Nesse cenário, em julho de 2023, foi publicada a Medida Provisória nº 1.182, que se propõe a regular a exploração de apostas desportivas no Brasil, complementando a Lei nº 13.756. Por meio dessa medida provisória, a modalidade lotérica passa de serviço público exclusivo da União (Casas Lotéricas) para objeto de concessão, permissão ou autorização, a ser definida pelo Ministério da Fazenda.
Na prática, isso quer dizer que não só pessoas jurídicas estrangeiras, mas também aquelas sediadas no Brasil poderão oferecer plataformas para apostas desportivas, estando submetidas às leis brasileiras.
Assim, as “bets”, como são chamadas, terão carga tributária prevista de 18% sobre a receita bruta, subtraindo-se os prêmios pagos aos apostadores. Da mesma forma, a medida provisória também prevê a taxação do usuário da plataforma. No caso, ficou estabelecido que, caso o apostador receba prêmios superiores a R$2.112,00, haverá incidência de Imposto de Renda com alíquota de 30%.
Para as casas de aposta, um aspecto importante do texto legal é que os cassinos on-line e jogos virtuais também passam a ser regulados pela medida provisória, nos casos em que seus resultados forem determinados pelo desfecho de evento futuro aleatório. O mesmo não acontece, no entanto, com os chamados fantasy sports (ex.: Cartola F.C.), que não são objeto das disposições da nova lei.
Além disso, o aumento do número de patrocínios e de recursos midiáticos envolvendo as apostas desportivas fez surgir também a necessidade de regulamentação das propagandas no setor. No caso, ficam proibidas peças publicitárias que indiquem a aposta como alternativa de emprego, como solução de problemas financeiros ou como forma de investimento.
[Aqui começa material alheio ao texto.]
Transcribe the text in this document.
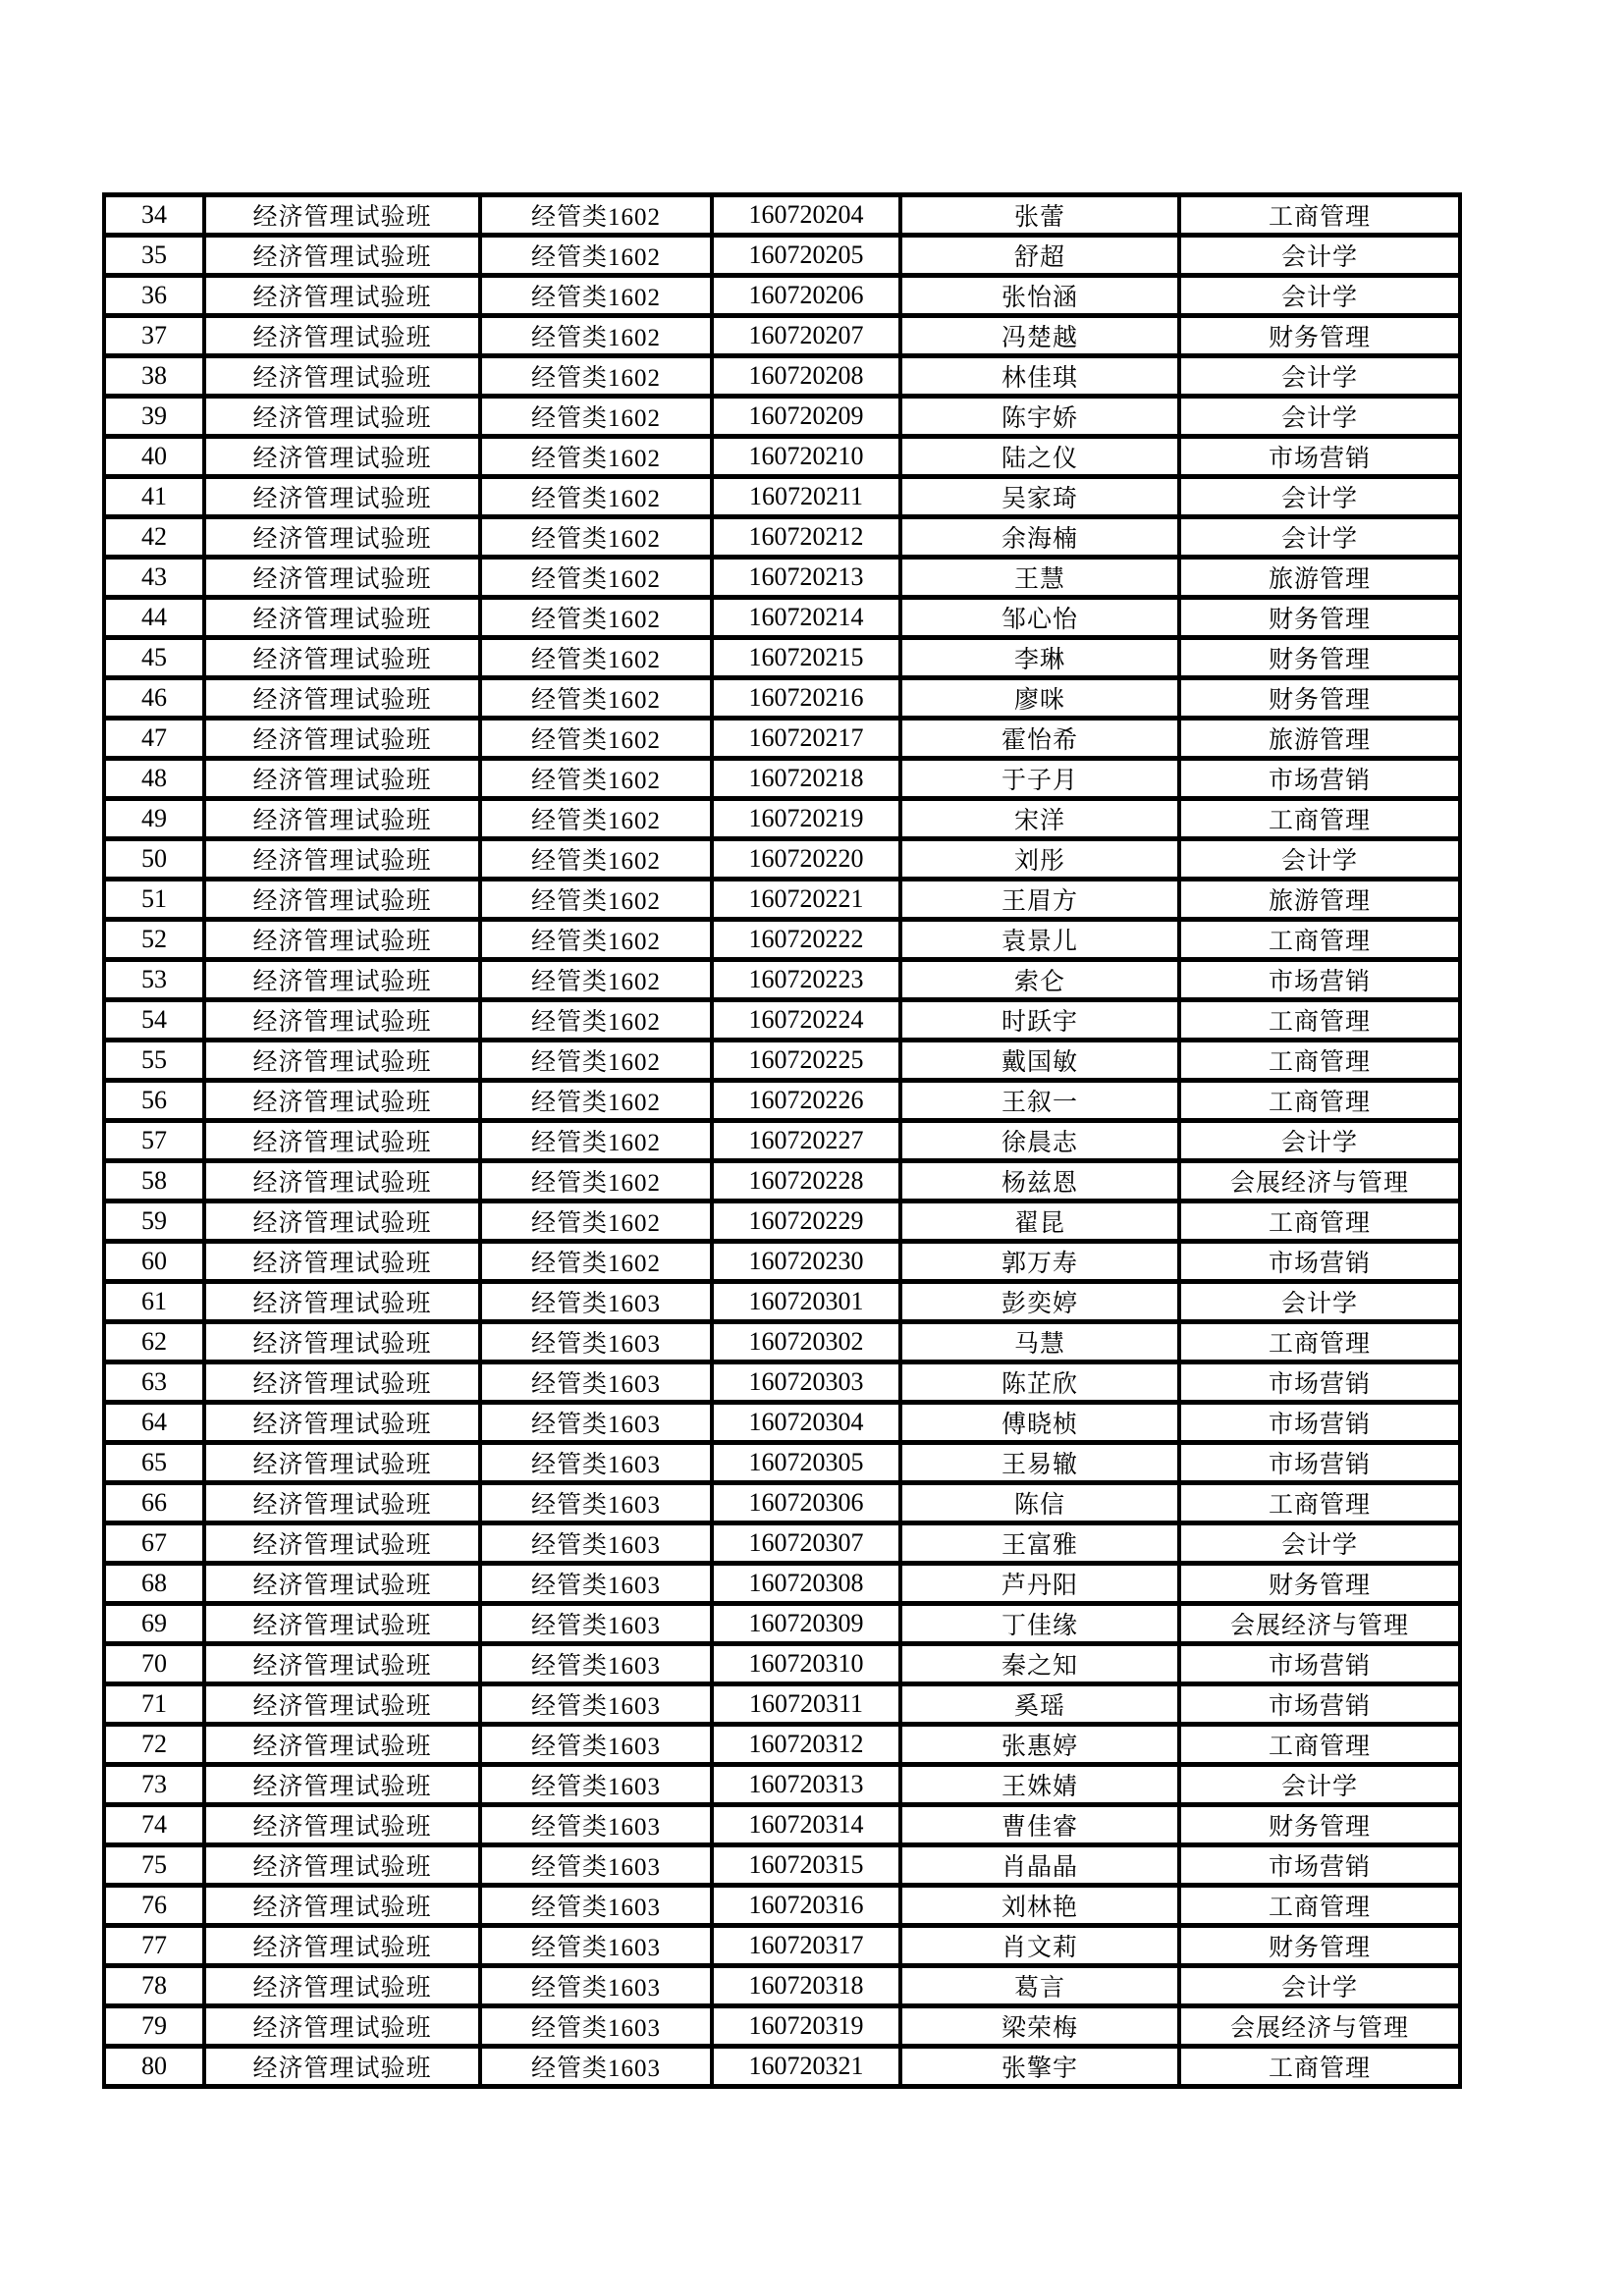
34	经济管理试验班	经管类1602	160720204	张蕾	工商管理
35	经济管理试验班	经管类1602	160720205	舒超	会计学
36	经济管理试验班	经管类1602	160720206	张怡涵	会计学
37	经济管理试验班	经管类1602	160720207	冯楚越	财务管理
38	经济管理试验班	经管类1602	160720208	林佳琪	会计学
39	经济管理试验班	经管类1602	160720209	陈宇娇	会计学
40	经济管理试验班	经管类1602	160720210	陆之仪	市场营销
41	经济管理试验班	经管类1602	160720211	吴家琦	会计学
42	经济管理试验班	经管类1602	160720212	余海楠	会计学
43	经济管理试验班	经管类1602	160720213	王慧	旅游管理
44	经济管理试验班	经管类1602	160720214	邹心怡	财务管理
45	经济管理试验班	经管类1602	160720215	李琳	财务管理
46	经济管理试验班	经管类1602	160720216	廖咪	财务管理
47	经济管理试验班	经管类1602	160720217	霍怡希	旅游管理
48	经济管理试验班	经管类1602	160720218	于子月	市场营销
49	经济管理试验班	经管类1602	160720219	宋洋	工商管理
50	经济管理试验班	经管类1602	160720220	刘彤	会计学
51	经济管理试验班	经管类1602	160720221	王眉方	旅游管理
52	经济管理试验班	经管类1602	160720222	袁景儿	工商管理
53	经济管理试验班	经管类1602	160720223	索仑	市场营销
54	经济管理试验班	经管类1602	160720224	时跃宇	工商管理
55	经济管理试验班	经管类1602	160720225	戴国敏	工商管理
56	经济管理试验班	经管类1602	160720226	王叙一	工商管理
57	经济管理试验班	经管类1602	160720227	徐晨志	会计学
58	经济管理试验班	经管类1602	160720228	杨兹恩	会展经济与管理
59	经济管理试验班	经管类1602	160720229	翟昆	工商管理
60	经济管理试验班	经管类1602	160720230	郭万寿	市场营销
61	经济管理试验班	经管类1603	160720301	彭奕婷	会计学
62	经济管理试验班	经管类1603	160720302	马慧	工商管理
63	经济管理试验班	经管类1603	160720303	陈芷欣	市场营销
64	经济管理试验班	经管类1603	160720304	傅晓桢	市场营销
65	经济管理试验班	经管类1603	160720305	王易辙	市场营销
66	经济管理试验班	经管类1603	160720306	陈信	工商管理
67	经济管理试验班	经管类1603	160720307	王富雅	会计学
68	经济管理试验班	经管类1603	160720308	芦丹阳	财务管理
69	经济管理试验班	经管类1603	160720309	丁佳缘	会展经济与管理
70	经济管理试验班	经管类1603	160720310	秦之知	市场营销
71	经济管理试验班	经管类1603	160720311	奚瑶	市场营销
72	经济管理试验班	经管类1603	160720312	张惠婷	工商管理
73	经济管理试验班	经管类1603	160720313	王姝婧	会计学
74	经济管理试验班	经管类1603	160720314	曹佳睿	财务管理
75	经济管理试验班	经管类1603	160720315	肖晶晶	市场营销
76	经济管理试验班	经管类1603	160720316	刘林艳	工商管理
77	经济管理试验班	经管类1603	160720317	肖文莉	财务管理
78	经济管理试验班	经管类1603	160720318	葛言	会计学
79	经济管理试验班	经管类1603	160720319	梁荣梅	会展经济与管理
80	经济管理试验班	经管类1603	160720321	张擎宇	工商管理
A medida funciona como mecanismo de proteção do apostador, além de reafirmar o caráter de entretenimento das bets.
Inclusive, nesse sentido, a Medida Provisória nº 1.182/2023 reafirma a garantia de todos os direitos de consumidor para os apostadores. Com isso, a relação entre o operador e os usuários dessas plataformas passa a ser expressamente regulada pela Lei nº 8.078/1990, gerando às casas de aposta o dever de transparência em relação a todo o procedimento, condições e requisitos para acerto do prognóstico e para retirada do prêmio.
A medida provisória também trouxe mecanismos de mitigação da manipulação de resultados nas competições esportivas, problema que vem ganhando destaque na mídia em razão de escândalos recentes. Um desses mecanismos é a determinação expressa de que dirigentes e sócios do operador, agentes públicos ligados à fiscalização federal ou qualquer pessoa que possa ter influência nos resultados dos eventos objeto da loteria não possam realizar apostas.
Dessa forma, nota-se que o “mercado cinza” das apostas esportivas no Brasil está encontrando seu fim por meio da devida regulamentação. Além de representar grande avanço na garantia de direitos e em observância do princípio do jogo responsável, a Medida Provisória nº 1.182/2023 apresenta nova oportunidade de arrecadação e destinação de recursos para o país, tornando um mercado, já rentável, ainda mais seguro.